Shoulder and Elbow research interests and activities include both basic science and clinical topics. Molecular biologic investigations include the pathophysiology of rotator cuff disease, mechanisms of healing and repair in shoulder instability, and augmentation of healing using growth factors and platelet rich plasma. Biomechanical research studies involve strength of biceps tenodesis and animal models of shoulder instability. Clinical topics include glenohumeral arthritis and shoulder replacement, injections for tennis elbow, and outcomes of rotator cuff repair. 

Another line of research involves the pathophysiology of shoulder instability. Although the anatomic pathology of this injury has been described by Blundell Bankart in 1923, no further investigations have been performed to explain why this tear in the glenoid labrum does not heal. We have recently developed a new model for shoulder instability by creating a labral injury and assessing the healing potential using both biomechanical and immunohistochemical techniques. These initial studies have been presented at the American Academy of Orthopaedic Surgeons Meeting this year and further studies are in progress. The ultimate goal of these investigations are to determine which factors are important for labral healing. With this information, we may be able to devise pharmacologic agents to augment labral healing that may obviate the need for surgical reconstruction in patients with shoulder instability.

Rotator Cuff Disease Research

Rotator cuff disease is one of the most common musculoskeletal problems. However, the molecular pathophysiology of rotator cuff disease is still unclear. With grant support from an NIH COBRE grant and with funds from both the OREF and ASES, we have studied the role of the subacromial bursa in the pathology of rotator cuff disease. We were the first to characterize stromal derived factor-1 (SDF-1) in human subacromial bursa tissue, and quantified SDF-1 mRNA and protein levels in subacromial bursa. With these studies, we also found that commonly used pharmacologic agents (non steroidal anti-inflammatory drugs and corticosteroids) reduced the expression of SDF-1 in subacromial bursal cells. These results provided biologic evidence for the use of NSAIDs and steroids in the treatment of subacromial bursitis and rotator cuff disease. 

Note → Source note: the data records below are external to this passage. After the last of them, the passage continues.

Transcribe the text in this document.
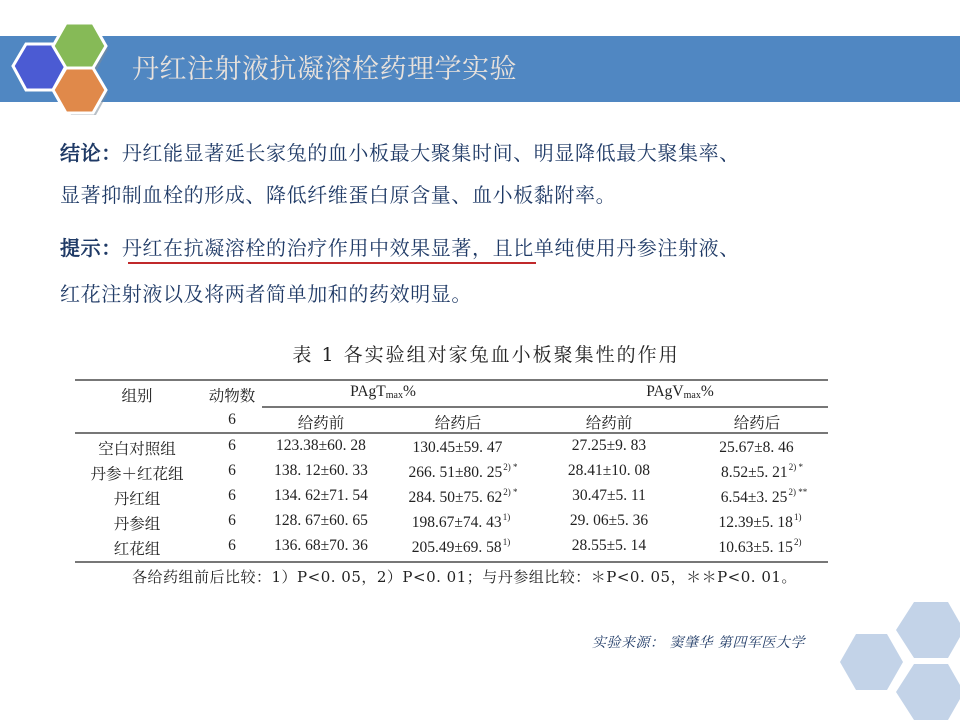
丹红注射液抗凝溶栓药理学实验
结论：丹红能显著延长家兔的血小板最大聚集时间、明显降低最大聚集率、
显著抑制血栓的形成、降低纤维蛋白原含量、血小板黏附率。
提示：丹红在抗凝溶栓的治疗作用中效果显著，且比单纯使用丹参注射液、
红花注射液以及将两者简单加和的药效明显。
表 1 各实验组对家兔血小板聚集性的作用
组别	动物数	PAgT$_{max}$%	PAgV$_{max}$%
6	给药前	给药后	给药前	给药后
空白对照组	6	123.38±60. 28	130.45±59. 47	27.25±9. 83	25.67±8. 46
丹参＋红花组	6 138. 12±60. 33	266. 51±80. $25^{2) *}$	28.41±10. 08	8.52±5. $21^{2) *}$
丹红组	6 134. 62±71. 54	284. 50±75. $62^{2) *}$	30.47±5. 11	6.54±3. $25^{2) **}$
丹参组	6 128. 67±60. 65	198.67±74. 43$^{1)}$	29. 06±5. 36	12.39±5. 18$^{1)}$
红花组	6 136. 68±70. 36	205.49±69. 58$^{1)}$	28.55±5. 14	10.63±5. 15$^{2)}$
各给药组前后比较：1）P<0. 05，2）P<0. 01；与丹参组比较：＊P<0. 05，＊＊P<0. 01。
实验来源： 窦肇华 第四军医大学
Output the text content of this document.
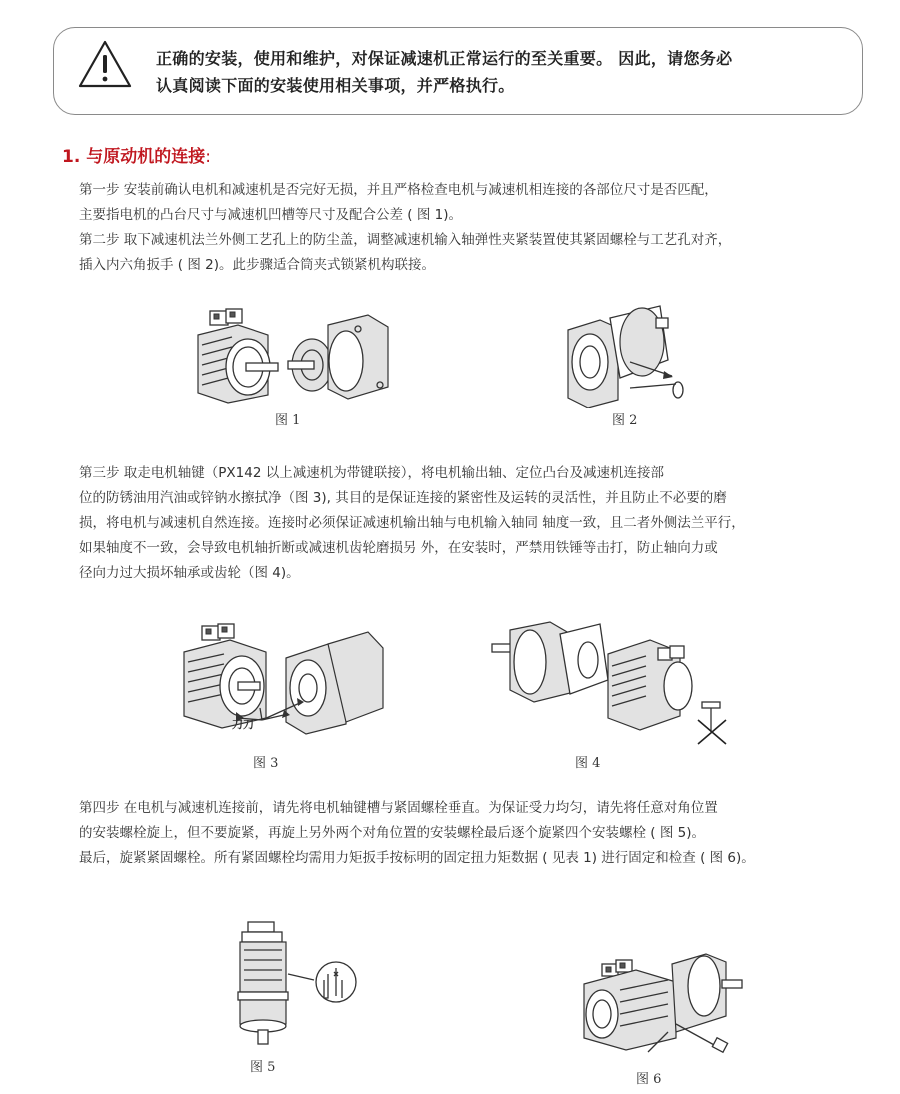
正确的安装，使用和维护，对保证减速机正常运行的至关重要。 因此，请您务必
认真阅读下面的安装使用相关事项，并严格执行。
1. 与原动机的连接:
第一步 安装前确认电机和减速机是否完好无损，并且严格检查电机与减速机相连接的各部位尺寸是否匹配，
主要指电机的凸台尺寸与减速机凹槽等尺寸及配合公差 ( 图 1)。
第二步 取下减速机法兰外侧工艺孔上的防尘盖，调整减速机输入轴弹性夹紧装置使其紧固螺栓与工艺孔对齐，
插入内六角扳手 ( 图 2)。此步骤适合筒夹式锁紧机构联接。
图 1	图 2
第三步 取走电机轴键（PX142 以上减速机为带键联接），将电机输出轴、定位凸台及减速机连接部
位的防锈油用汽油或锌钠水擦拭净（图 3), 其目的是保证连接的紧密性及运转的灵活性，并且防止不必要的磨
损，将电机与减速机自然连接。连接时必须保证减速机输出轴与电机输入轴同 轴度一致，且二者外侧法兰平行，
如果轴度不一致，会导致电机轴折断或减速机齿轮磨损另 外，在安装时，严禁用铁锤等击打，防止轴向力或
径向力过大损坏轴承或齿轮（图 4)。
刀刀
图 3	图 4
第四步 在电机与减速机连接前，请先将电机轴键槽与紧固螺栓垂直。为保证受力均匀，请先将任意对角位置
的安装螺栓旋上，但不要旋紧，再旋上另外两个对角位置的安装螺栓最后逐个旋紧四个安装螺栓 ( 图 5)。
最后，旋紧紧固螺栓。所有紧固螺栓均需用力矩扳手按标明的固定扭力矩数据 ( 见表 1) 进行固定和检查 ( 图 6)。
图 5
图 6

Due to the deleterious side effects of NSAIDs and steroids on rotator cuff healing, subsequent studies have focused on the identification of new anti-inflammatory agents to treat subacromial inflammation. Using an in vitro model of subacromial inflammation, we have discovered that SDF-1 receptor (CXCR4) inhibitors may have a role in the treatment of subacromial bursitis. Recent studies have used animal models to test the ability of these agents to reduce inflammation without affecting rotator cuff healing. These investigations are still in progress.